The also astonishing Katie Ledecky snapped up another gold in the women’s 200m freestyle, making her only the third woman to win gold in both the 200m and 400m freestyle at the same Olympics.
And that’s before you scroll back to the women’s gymnastics finals, where Team USA comprehensively ran, jumped and twisted away with the gold medal. The team – Simone Biles, Aly Raisman, Gabby Douglas, Laurie Hernandez and Madison Kocian – took top marks in all four disciplines and won by a margin bigger than all five of them standing on each others’ shoulders: 8.209 points.
Elsewhere on day four, a handful of unscripted errors by Hope Solo helped Colombia to a 2-2 draw with the US women’s football team, which nonetheless tops Group G to soldier on to the knockout stages. And Travis Stevens took a silver in the men’s -81kg judo.
Back in the pool for day five, Nathan Adrian will be looking forward to the final of the men’s 100m freestyle this evening, having topped the semis; he’ll be joined by Caeleb Dressel, both of them already gold winners in the 4x100m relay.
Australia team roundup
Success in the pool for Emma McKeon, who grabbed a bronze in the women’s 200m freestyle, a coup she put down to “just being tough”. But there was less of a splash from the men’s 4x200m freestyle relay team, who landed fourth; and Alicia Coutts finished fifth in the final of the women’s 200m individual medley, in what will be her last individual swim of three Olympic campaigns.

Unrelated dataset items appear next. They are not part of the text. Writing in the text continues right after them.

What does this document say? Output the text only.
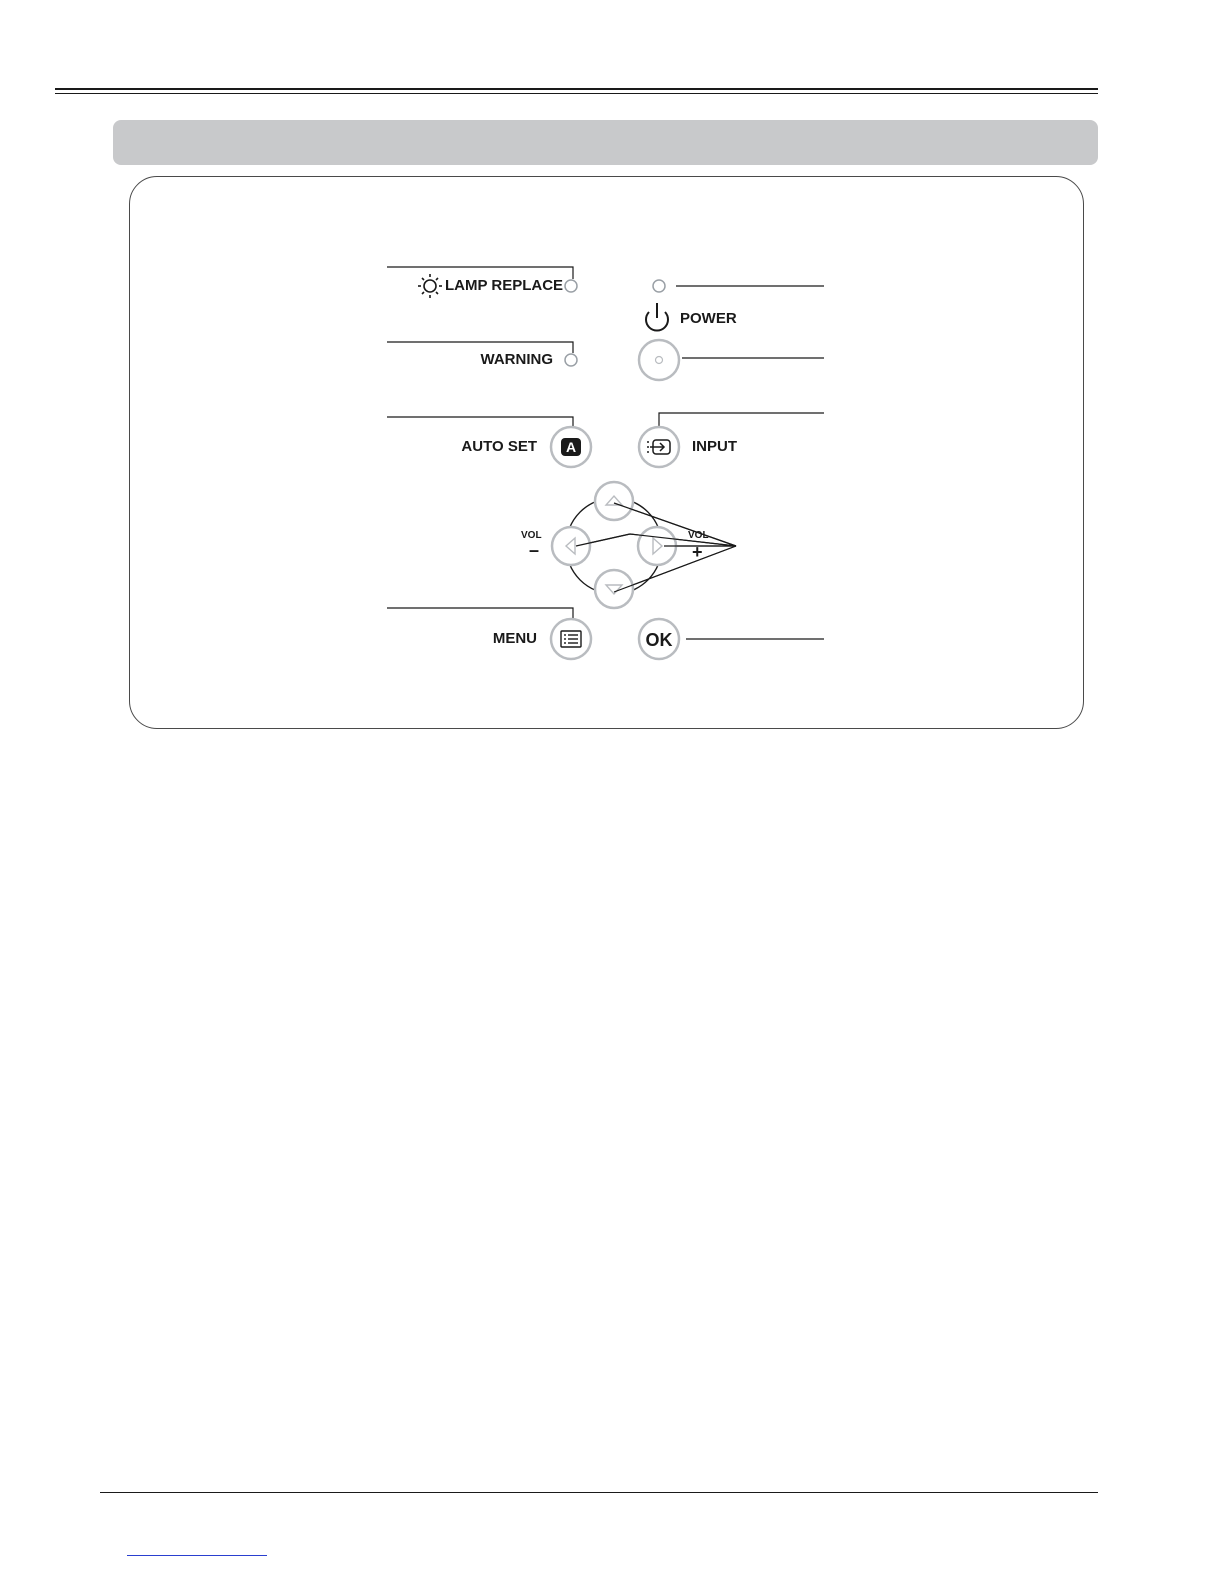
A
OK
LAMP REPLACE
WARNING
POWER
AUTO SET	INPUT
VOL
–
VOL
+
MENU
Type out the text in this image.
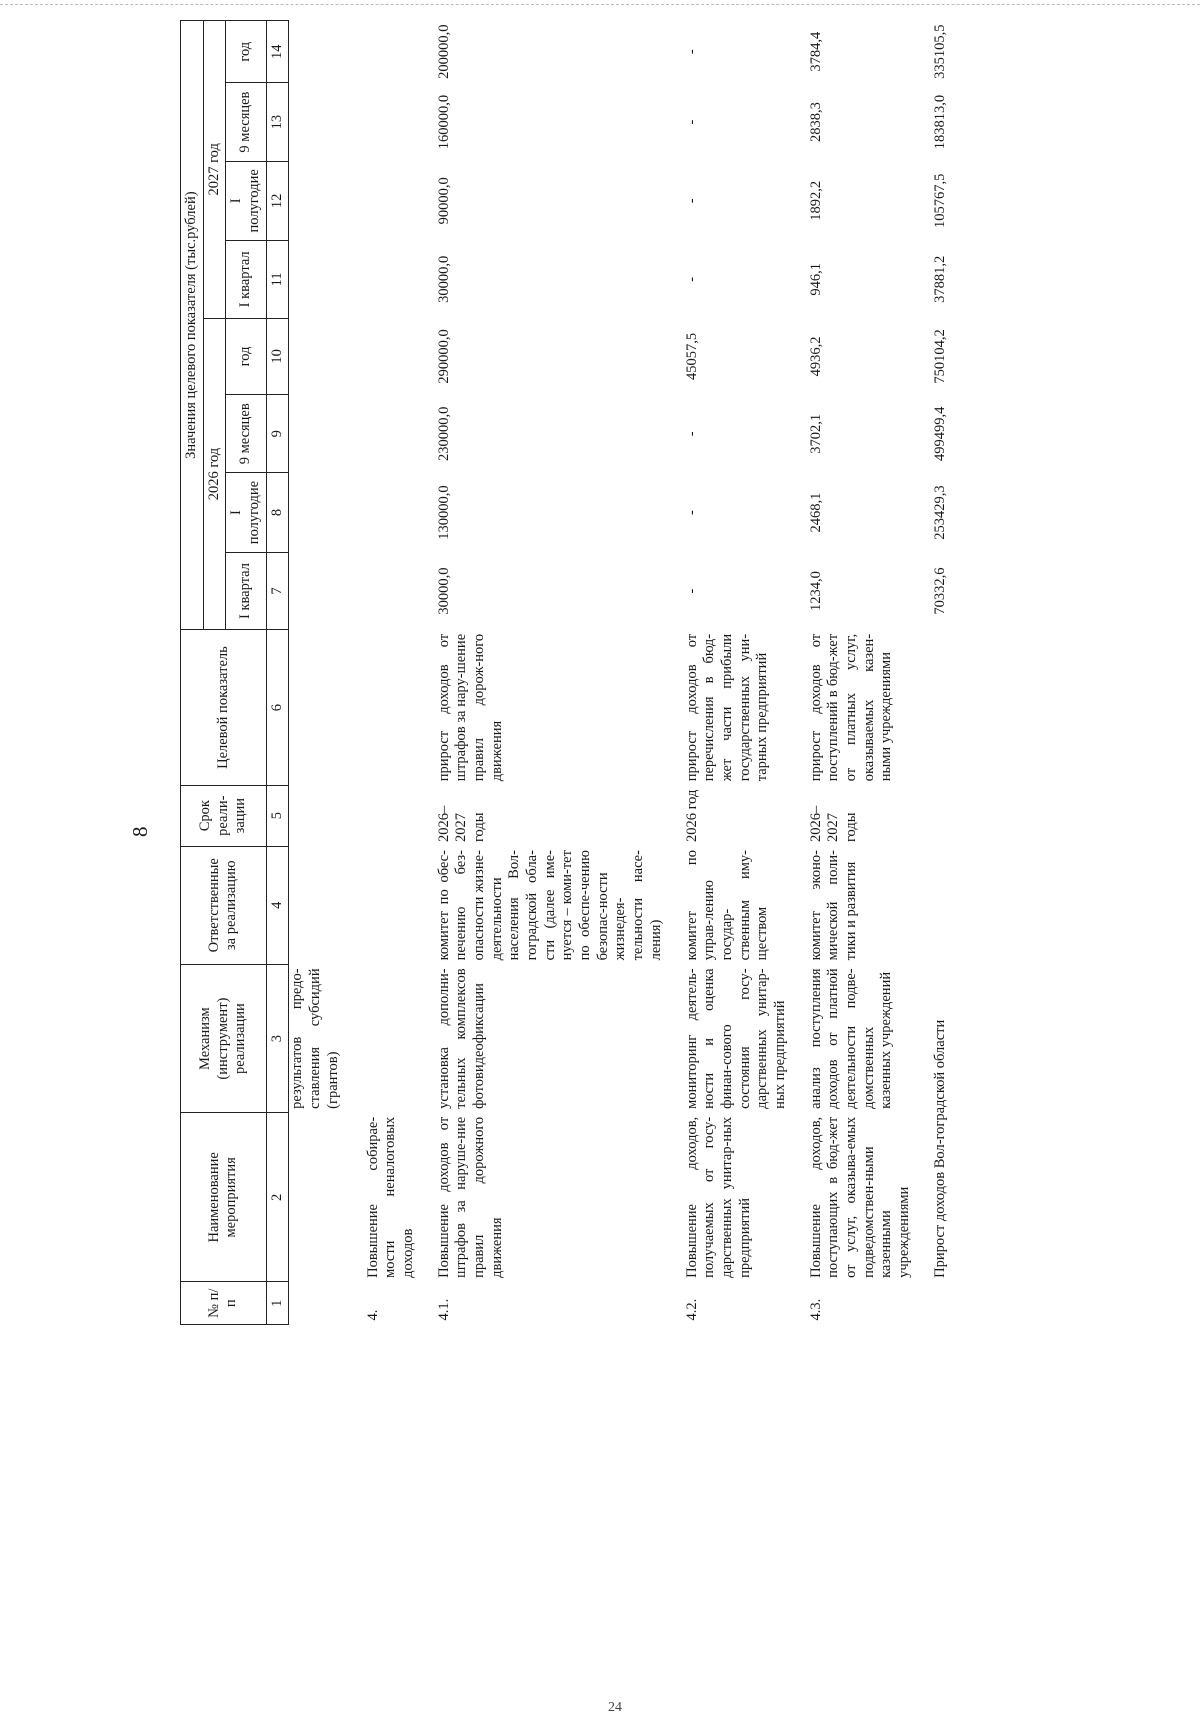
8
24
№ п/п	Наименование мероприятия	Механизм (инструмент) реализации	Ответственные за реализацию	Срок реали-зации	Целевой показатель	Значения целевого показателя (тыс.рублей)							
						2026 год				2027 год			
						I квартал	I полугодие	9 месяцев	год	I квартал	I полугодие	9 месяцев	год
1	2	3	4	5	6	7	8	9	10	11	12	13	14
		результатов предо-ставления субсидий (грантов)											
4.	Повышение собирае-мости неналоговых доходов												
4.1.	Повышение доходов от штрафов за наруше-ние правил дорожного движения	установка дополни-тельных комплексов фотовидеофиксации	комитет по обес-печению без-опасности жизне-деятельности населения Вол-гоградской обла-сти (далее име-нуется – коми-тет по обеспе-чению безопас-ности жизнедея-тельности насе-ления)	2026–2027 годы	прирост доходов от штрафов за нару-шение правил дорож-ного движения	30000,0	130000,0	230000,0	290000,0	30000,0	90000,0	160000,0	200000,0
4.2.	Повышение доходов, получаемых от госу-дарственных унитар-ных предприятий	мониторинг деятель-ности и оценка финан-сового состояния госу-дарственных унитар-ных предприятий	комитет по управ-лению государ-ственным иму-ществом	2026 год	прирост доходов от перечисления в бюд-жет части прибыли государственных уни-тарных предприятий	-	-	-	45057,5	-	-	-	-
4.3.	Повышение доходов, поступающих в бюд-жет от услуг, оказыва-емых подведомствен-ными казенными учреждениями	анализ поступления доходов от платной деятельности подве-домственных казенных учреждений	комитет эконо-мической поли-тики и развития	2026–2027 годы	прирост доходов от поступлений в бюд-жет от платных услуг, оказываемых казен-ными учреждениями	1234,0	2468,1	3702,1	4936,2	946,1	1892,2	2838,3	3784,4
	Прирост доходов Вол-гоградской области					70332,6	253429,3	499499,4	750104,2	37881,2	105767,5	183813,0	335105,5
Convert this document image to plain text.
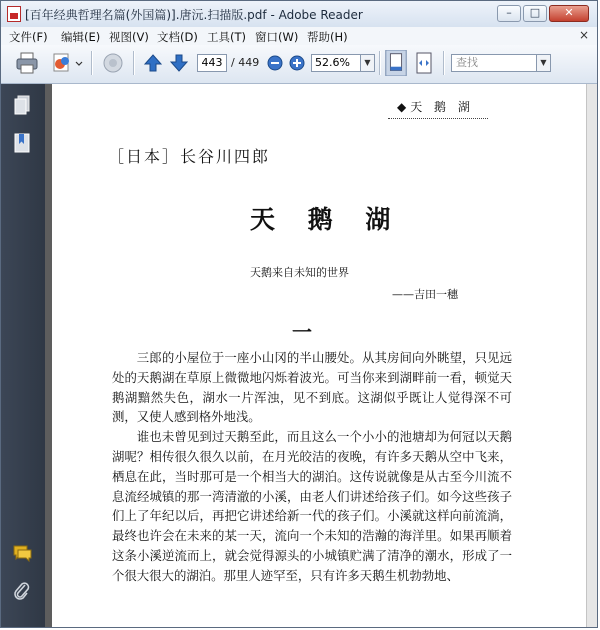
[百年经典哲理名篇(外国篇)].唐沅.扫描版.pdf - Adobe Reader	–	□	✕
文件(F) 编辑(E) 视图(V) 文档(D) 工具(T) 窗口(W) 帮助(H)	×
443 / 449	52.6%	▼	查找	▼
◆天 鹅 湖
［日本］长谷川四郎
天 鹅 湖
天鹅来自未知的世界
——吉田一穗
一

三郎的小屋位于一座小山冈的半山腰处。从其房间向外眺望，只见远处的天鹅湖在草原上微微地闪烁着波光。可当你来到湖畔前一看，顿觉天鹅湖黯然失色，湖水一片浑浊，见不到底。这湖似乎既让人觉得深不可测，又使人感到格外地浅。

谁也未曾见到过天鹅至此，而且这么一个小小的池塘却为何冠以天鹅湖呢？相传很久很久以前，在月光皎洁的夜晚，有许多天鹅从空中飞来，栖息在此，当时那可是一个相当大的湖泊。这传说就像是从古至今川流不息流经城镇的那一湾清澈的小溪，由老人们讲述给孩子们。如今这些孩子们上了年纪以后，再把它讲述给新一代的孩子们。小溪就这样向前流淌，最终也许会在未来的某一天，流向一个未知的浩瀚的海洋里。如果再顺着这条小溪逆流而上，就会觉得源头的小城镇贮满了清净的潮水，形成了一个很大很大的湖泊。那里人迹罕至，只有许多天鹅生机勃勃地、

The men – Tom Fraser-Holmes, David McKeon, Daniel Smith and Mack Horton – did snag an early lead in the relay but couldn’t hold off the inevitable Phelps-led US win. Cameron McEvoy, presumed to be in need of a rest after his individual 100m freestyle semi-final earlier in the evening, was withdrawn from the team. He’ll line up alongside Kyle Chalmers for that final around noon Thursday AEST.
On dry land, there was bronze too in the equestrian eventing team competition, behind France and Germany. The Matildas cheered a 6-1 victory over Zimbabwe in the women’s football but now face a stamina-jangling quarter-final match against Brazil or the US.
And Kim Brennan and Rhys Grant in, respectively, the women’s and men’s single scull are through to the semifinals.
Underdog of the day
For the second time, this award goes to an athlete who’s put Serena Williams out of the Olympics: after the Williams sisters’ doubles defeat, on day four it was the turn of Elina Svitolina to send Serena packing in the third round of the women’s singles.
Rio is the first Olympics for the Ukrainian player, who had lost on all four previous occasions she’d faced Williams. And the world number one’s reaction? “The better player won.”
Tweet of the day
Where are they now, eh?
10 years ago: A 9-year-old named Katie Ledecky gets an autograph from Michael Phelps (Credit: Ledecky Family) pic.twitter.com/oOOPns5mor
— Darren Rovell (@darrenrovell) August 10, 2016
If today were a c19th fairytale
It would be Charles Kingsley’s the Water-Babies. Olympic swimming: where even the old ones are young.